Sustained release is another one which I want you to bear in mind. When you take a tablet or a product containing all these ingredients, there’s no point in the digestive system working on it very quickly giving you quite a strong activity and then low activity. This can also mean that you’re more prone to getting a die off or a Herxheimer reaction. As far as I know, Canxida is the only anti-fungal on the market that is sustained release. It’s crazy that the other manufacturers don’t do that. Sustained release means you’re going to get more of a killing power over a two- to three-hour window rather than “bang!” This is why I designed the product like this. High quality, standardized ingredients, sustained release, balanced formula.
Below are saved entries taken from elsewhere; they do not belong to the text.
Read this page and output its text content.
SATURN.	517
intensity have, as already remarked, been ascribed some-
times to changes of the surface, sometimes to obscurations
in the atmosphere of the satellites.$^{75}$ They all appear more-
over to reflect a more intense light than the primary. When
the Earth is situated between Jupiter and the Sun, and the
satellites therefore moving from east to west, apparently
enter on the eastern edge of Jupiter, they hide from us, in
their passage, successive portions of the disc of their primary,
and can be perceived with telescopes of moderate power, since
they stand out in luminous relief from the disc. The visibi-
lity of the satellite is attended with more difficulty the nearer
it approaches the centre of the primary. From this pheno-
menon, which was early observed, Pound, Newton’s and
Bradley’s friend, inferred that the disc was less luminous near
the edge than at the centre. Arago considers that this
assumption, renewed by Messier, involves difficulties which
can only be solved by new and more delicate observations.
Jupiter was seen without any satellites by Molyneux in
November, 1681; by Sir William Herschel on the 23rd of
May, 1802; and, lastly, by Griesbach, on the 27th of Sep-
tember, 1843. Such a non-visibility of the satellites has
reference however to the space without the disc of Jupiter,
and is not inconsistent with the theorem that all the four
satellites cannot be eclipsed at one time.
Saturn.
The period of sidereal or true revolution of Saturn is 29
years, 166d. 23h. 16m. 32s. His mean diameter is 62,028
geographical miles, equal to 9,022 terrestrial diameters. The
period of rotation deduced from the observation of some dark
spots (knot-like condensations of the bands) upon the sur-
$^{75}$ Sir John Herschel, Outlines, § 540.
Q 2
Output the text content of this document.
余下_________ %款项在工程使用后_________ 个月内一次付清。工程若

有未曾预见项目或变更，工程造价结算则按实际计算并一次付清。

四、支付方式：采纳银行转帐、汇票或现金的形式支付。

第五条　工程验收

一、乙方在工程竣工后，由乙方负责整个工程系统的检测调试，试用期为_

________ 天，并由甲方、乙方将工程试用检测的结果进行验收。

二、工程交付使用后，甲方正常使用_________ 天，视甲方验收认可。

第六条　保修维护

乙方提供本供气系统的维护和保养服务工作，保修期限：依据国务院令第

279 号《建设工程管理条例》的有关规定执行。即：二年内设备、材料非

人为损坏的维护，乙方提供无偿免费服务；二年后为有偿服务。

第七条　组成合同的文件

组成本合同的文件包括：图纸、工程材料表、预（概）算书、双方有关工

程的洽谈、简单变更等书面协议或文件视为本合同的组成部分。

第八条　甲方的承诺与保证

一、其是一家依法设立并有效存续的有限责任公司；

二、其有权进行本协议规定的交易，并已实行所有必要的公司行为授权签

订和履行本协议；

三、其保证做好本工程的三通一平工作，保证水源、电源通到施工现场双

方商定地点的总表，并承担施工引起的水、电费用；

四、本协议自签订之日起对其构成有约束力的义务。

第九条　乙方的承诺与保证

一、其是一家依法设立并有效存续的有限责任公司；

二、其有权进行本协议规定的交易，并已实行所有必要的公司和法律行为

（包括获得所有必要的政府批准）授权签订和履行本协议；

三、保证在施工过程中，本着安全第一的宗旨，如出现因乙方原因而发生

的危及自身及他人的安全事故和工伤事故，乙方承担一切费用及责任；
That’s the other criteria. Balanced formula meaning that all the ingredients are very carefully balanced with each other. I haven’t put too much garlic in there because garlic can be a little bit overwhelming for people. The grapefruit seed extract is in a smaller amount because it’s strong. You don’t need a lot in there. The Pau d’arco is a little bit higher amount, so I’ve carefully balanced all of these ingredients to work out what I believe to be the perfect anti-fungal.
And the sixth criteria is it’s well tolerated. This formula has been used now on thousands of patients worldwide. We’ve had very, very minimal feedback on die off and severe headaches and vomiting and diarrhea. We hardly ever get that feedback. Out of all the containers we’ve sold, we’ve had one returned, which shows you how darn good this product really is.
It took me six months to formulate this product, a long time to access the standardized ingredients, so I think you’re going to be very happy with it. So do give Canxida a go.
And those are the six reasons or criteria of what makes a good anti-fungal product.